I opened a image/x-png type image in new tab, but Chrome just downloaded it. I googled it and found that Chrome doesn't interpret image/x-png as image file.
So, I want to edit my Chrome's MIME type mappings. Is it possible?
A browser usually identifies a resource's MIME type by observing the Content-Type response header in an HTTP response. Sometimes, developers set values for Content-Type headers that are not appropriate for the response's content.
Once open, select the Network tab, select the name of the resource on the lefthand side, then hit the Headers tab. Under Response Headers find Content-Type which is your mime type.
Too bad you have not answered my comment, so I forgot about your question and lost the bounty. I guess my answer is even a little easier to use for you because you do not need to click any context menus in order to see the PNGs directly in the browser:
Chrome extension Redirector can be configured to replace HTTP response headers. I created a rule replacing the Content-Type header for any URL ending with ".png":
Paste this JSON code into a text editor, save as png_rule.json and then in Redirector settings go to Rules Manager, click Files to open im-/export options and import the rule version 1:
[{"name":"x-png -> png","match":{"str":"\\.png$","type":0,"modi":false},"sub":{"str":"Content-Type","type":4,"modi":true,"modg":true},"repl":{"str":"image/png","decode":false},"enabled":1}]
From now on all your PNG files should be fine.
Update: replaced the simple pattern match by a stricter regex match as suggested by the author or Redirector.
Update 2: There are systems like Trac which produce URLs for PNG attachments ending in ".png", but really being HTML pages which only embed the PNG as part of the page. In this case we need to blacklist the hosts because otherwise the HTML page's content type would be set to image/png even though it should remain text/html. Because of Redirector's limitation that headers can just be overwritten for matched URLs and partial replacement, e.g. only png instead of x-png, is impossible, we need to use a rather ugly approach of explicitly excluding certain hosts in the regex match. E.g.
^https?://(?!([^/]+\.)?(?:trac\.edgewall\.org|freetz\.org)/).*\.png$
would exclude URLs containing either host name trac.edgewall.org or freetz.org. The full JSON to be imported into Redirector is rule version 2:
[{"name":"x-png -> png","match":{"str":"^https?://(?!([^/]+\\.)?(?:trac\\.edgewall\\.org|freetz\\.org)/).*\\.png$","type":0,"modi":true},"sub":{"str":"Content-Type","type":4,"modi":true,"modg":true},"repl":{"str":"image/png","decode":false},"enabled":1}]
Two test URLs failing (i.e. showing empty "images" instead of HTML pages) with the previous version of the rule without blacklisting and now functioning with the new rule including blacklisting are:
It is easy to add other URLs if you know a little regex or just play around.

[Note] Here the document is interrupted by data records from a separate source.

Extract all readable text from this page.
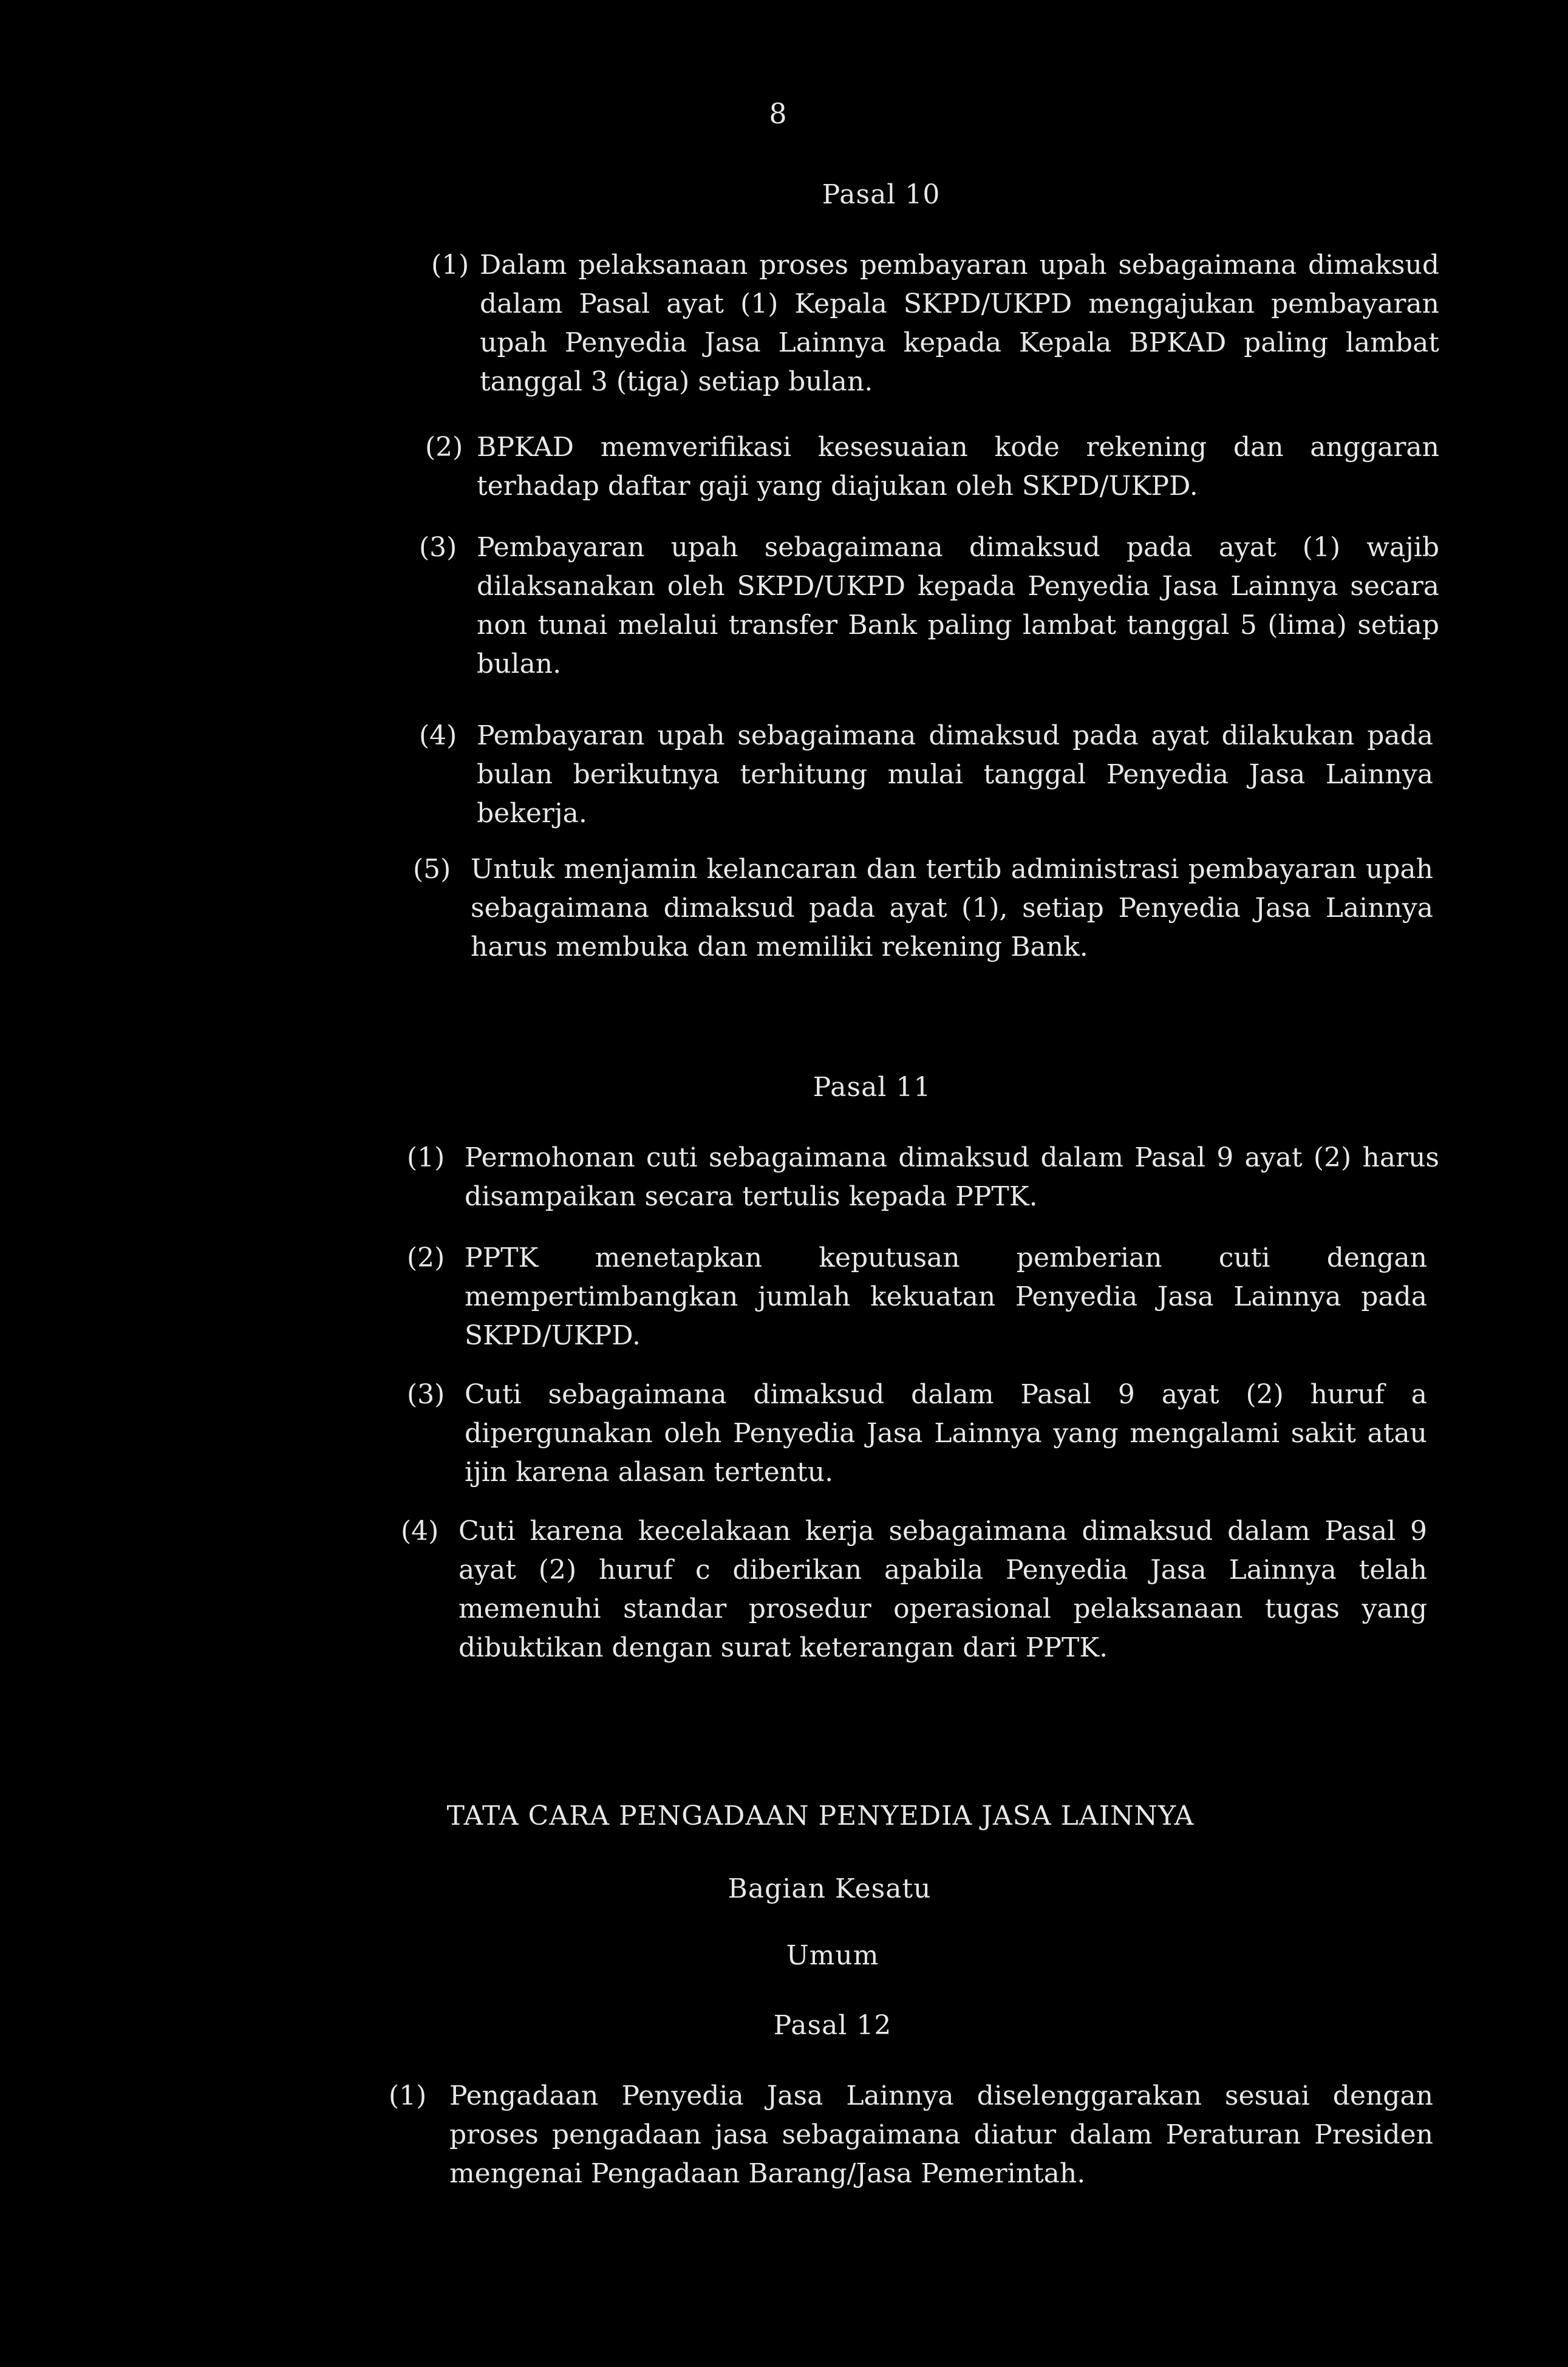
8
Pasal 10
(1) Dalam pelaksanaan proses pembayaran upah sebagaimana dimaksud dalam Pasal ayat (1) Kepala SKPD/UKPD mengajukan pembayaran upah Penyedia Jasa Lainnya kepada Kepala BPKAD paling lambat tanggal 3 (tiga) setiap bulan.
(2) BPKAD memverifikasi kesesuaian kode rekening dan anggaran terhadap daftar gaji yang diajukan oleh SKPD/UKPD.
(3) Pembayaran upah sebagaimana dimaksud pada ayat (1) wajib dilaksanakan oleh SKPD/UKPD kepada Penyedia Jasa Lainnya secara non tunai melalui transfer Bank paling lambat tanggal 5 (lima) setiap bulan.
(4) Pembayaran upah sebagaimana dimaksud pada ayat dilakukan pada bulan berikutnya terhitung mulai tanggal Penyedia Jasa Lainnya bekerja.
(5) Untuk menjamin kelancaran dan tertib administrasi pembayaran upah sebagaimana dimaksud pada ayat (1), setiap Penyedia Jasa Lainnya harus membuka dan memiliki rekening Bank.
Pasal 11
(1) Permohonan cuti sebagaimana dimaksud dalam Pasal 9 ayat (2) harus disampaikan secara tertulis kepada PPTK.
(2) PPTK menetapkan keputusan pemberian cuti dengan mempertimbangkan jumlah kekuatan Penyedia Jasa Lainnya pada SKPD/UKPD.
(3) Cuti sebagaimana dimaksud dalam Pasal 9 ayat (2) huruf a dipergunakan oleh Penyedia Jasa Lainnya yang mengalami sakit atau ijin karena alasan tertentu.
(4) Cuti karena kecelakaan kerja sebagaimana dimaksud dalam Pasal 9 ayat (2) huruf c diberikan apabila Penyedia Jasa Lainnya telah memenuhi standar prosedur operasional pelaksanaan tugas yang dibuktikan dengan surat keterangan dari PPTK.
TATA CARA PENGADAAN PENYEDIA JASA LAINNYA
Bagian Kesatu
Umum
Pasal 12
(1) Pengadaan Penyedia Jasa Lainnya diselenggarakan sesuai dengan proses pengadaan jasa sebagaimana diatur dalam Peraturan Presiden mengenai Pengadaan Barang/Jasa Pemerintah.
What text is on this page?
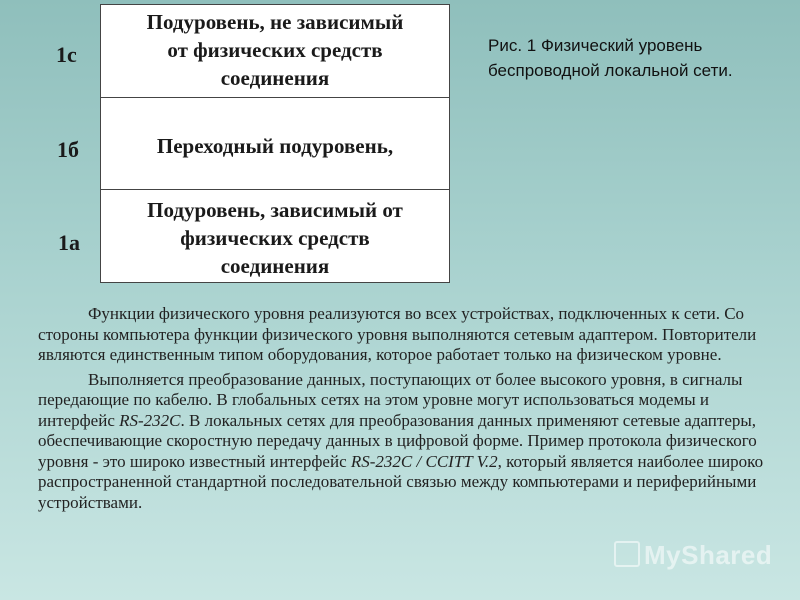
1с
1б
1а
Подуровень, не зависимый
от физических средств
соединения
Переходный подуровень,
Подуровень, зависимый от
физических средств
соединения
Рис. 1 Физический уровень беспроводной локальной сети.

Функции физического уровня реализуются во всех устройствах, подключенных к сети. Со стороны компьютера функции физического уровня выполняются сетевым адаптером. Повторители являются единственным типом оборудования, которое работает только на физическом уровне.

Выполняется преобразование данных, поступающих от более высокого уровня, в сигналы передающие по кабелю. В глобальных сетях на этом уровне могут использоваться модемы и интерфейс RS-232C. В локальных сетях для преобразования данных применяют сетевые адаптеры, обеспечивающие скоростную передачу данных в цифровой форме. Пример протокола физического уровня - это широко известный интерфейс RS-232C / CCITT V.2, который является наиболее широко распространенной стандартной последовательной связью между компьютерами и периферийными устройствами.

MyShared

By the way: For Trac URLs a good alternative would be to use the common part "/attachment/ticket/" for blacklisting. This way you could blacklist all Trac installations worldwide instead of a fixed hosts list. So this is rule version 3:
[{"name":"x-png -> png","match":{"str":"^https?://(?!([^/]+)?/attachment/ticket/).*\\.png$","type":0,"modi":true},"sub":{"str":"Content-Type","type":4,"modi":true,"modg":true},"repl":{"str":"image/png","decode":false},"enabled":1}]
Update 3: Redirector is no longer available in Chrome store, but historic versions can be downloaded from the old Redirector home page.
It seems that you can't edit your MIME type mappings, see "View As MIME Type" in Chrome or Firefox
This answer https://stackoverflow.com/a/8724758/962091 is of particular interest. The author has made and open sourced a Chrome extension to open files as different MIME types via an added menu item on right-click, though it does not provide a global handling mechanism.
EDIT:
The extension by default only has the options to open as text/html
and text/plain
, but you can add any extensions you like, including image/png
, in the extensions settings. Here's a test image.
This bug was moved to Untriaged on August 13, 2012 in the Chromium bug tracker, so hopefully this will be fixed soon in Chrome as well.